One of the biggest problems with unsecured debt consolidation loans is that borrowers, who are already heavily in debt, may be deemed bad credit risks. Lenders may be unwilling to provide a debt consolidation loan if you’ve maxed out all credit cards, especially if you’re having trouble making minimum payments.
Borrowers with a major asset to pledge as collateral, such as a home or other real property, may have a better chance of obtaining a debt consolidation loan. However, if you’re facing challenges each month just making ends meet, even that might not be enough. So, if a debt consolidation loan is out of your reach, be prepared to pursue other options to pay off your debts.
For others, actually securing a debt consolidation loan could make their financial situation worse. Even you are eligible for a debt consolidation loan, it still may not be the right choice to reduce high levels of personal debt. Let’s look at three reasons to avoid a debt consolidation loan and help you make the best choice for your finances.
1. You’ll Have Higher interest rates
Even if you can qualify for a debt consolidation loan, you may have to contend with a high interest rate. Lenders tend to set their interest rates based on the amount of risk involved in the loan. Therefore, if you have a low credit score, or are otherwise considered a higher credit risk, you’ll likely pay a much higher interest rate on any debt consolidation loan.
If the interest on the new loan is too high, it’ll take you much longer to pay off the overall debt. A higher rate will also raise your monthly payment as well and may make it even tougher to pay off your debts while still managing your budget. Again, if your credit is suffering, it might be better to consider other options.
2. You Might Miss Other Opportunities
If you opt to obtain a debt consolidation loan, and you actually qualify for a decent one, you’ll likely have a longer repayment period and a lower interest rate on all your outstanding debt. This will make it easier to manage your overall budget, and simpler to track the debt. However, it’ll likely take you much longer to pay off your debt than if you chose to pursue other options, and you may have some lost opportunities because of it.
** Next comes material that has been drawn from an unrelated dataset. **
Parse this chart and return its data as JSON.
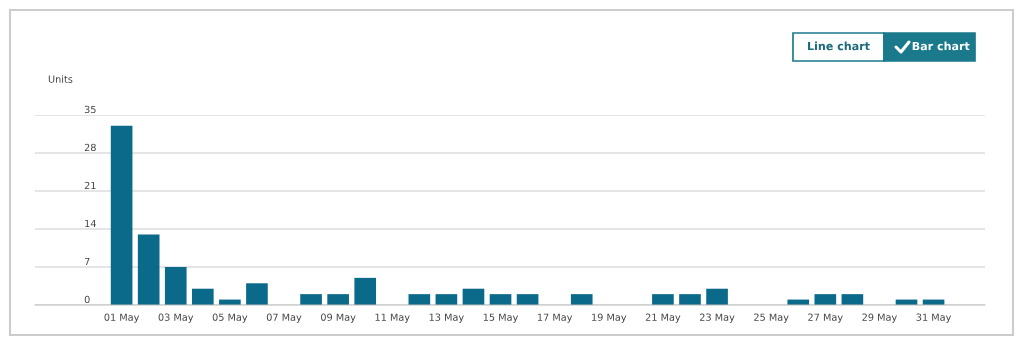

A large amount of outstanding debt will keep your credit over-extended for a longer period. This will make it difficult to obtain additional credit for other important life purchases, such as buying a house. It may also make it more challenging to improve your credit score, which could further affect your access to credit. It could also affect potential job opportunities as well. Look ahead a bit before agreeing to a debt consolidation and determine if you’re undermining future opportunities.
3. You’re not sure about your money management skills
How’d you get into debt in the first place? If you don’t know the answer to that question, debt consolidation probably won’t help you solve your problem. You may even get into more debt after you consolidate your current debts. Many people fail to budget their money effectively and rely heavily on debt to get them through each month. In this case, learning more about financial responsibility could be useful.
However, if you’re in debt due to some type of hardship, it’s important to recognize that as well. While a situation like that can occur at any time, it probably won’t happen again in the near future.
If you haven’t identified the reasons you got in debt in the first place, consolidating your debts likely won’t fix your problems. If you’re in this position, consider other options before you take out a debt consolidation loan.
Consider all your options
While debt consolidation loans are commonly used to address high levels of consumer debt, they are not for everyone. Before you choose a course of action for dealing with personal debt, be sure to consider all your options. You may not even qualify for a debt consolidation loan and, even if you do qualify, it may not be the best way to address your outstanding debt right now. Analyze your situation and seek expert advice to find the debt reduction option that’ll work best for you.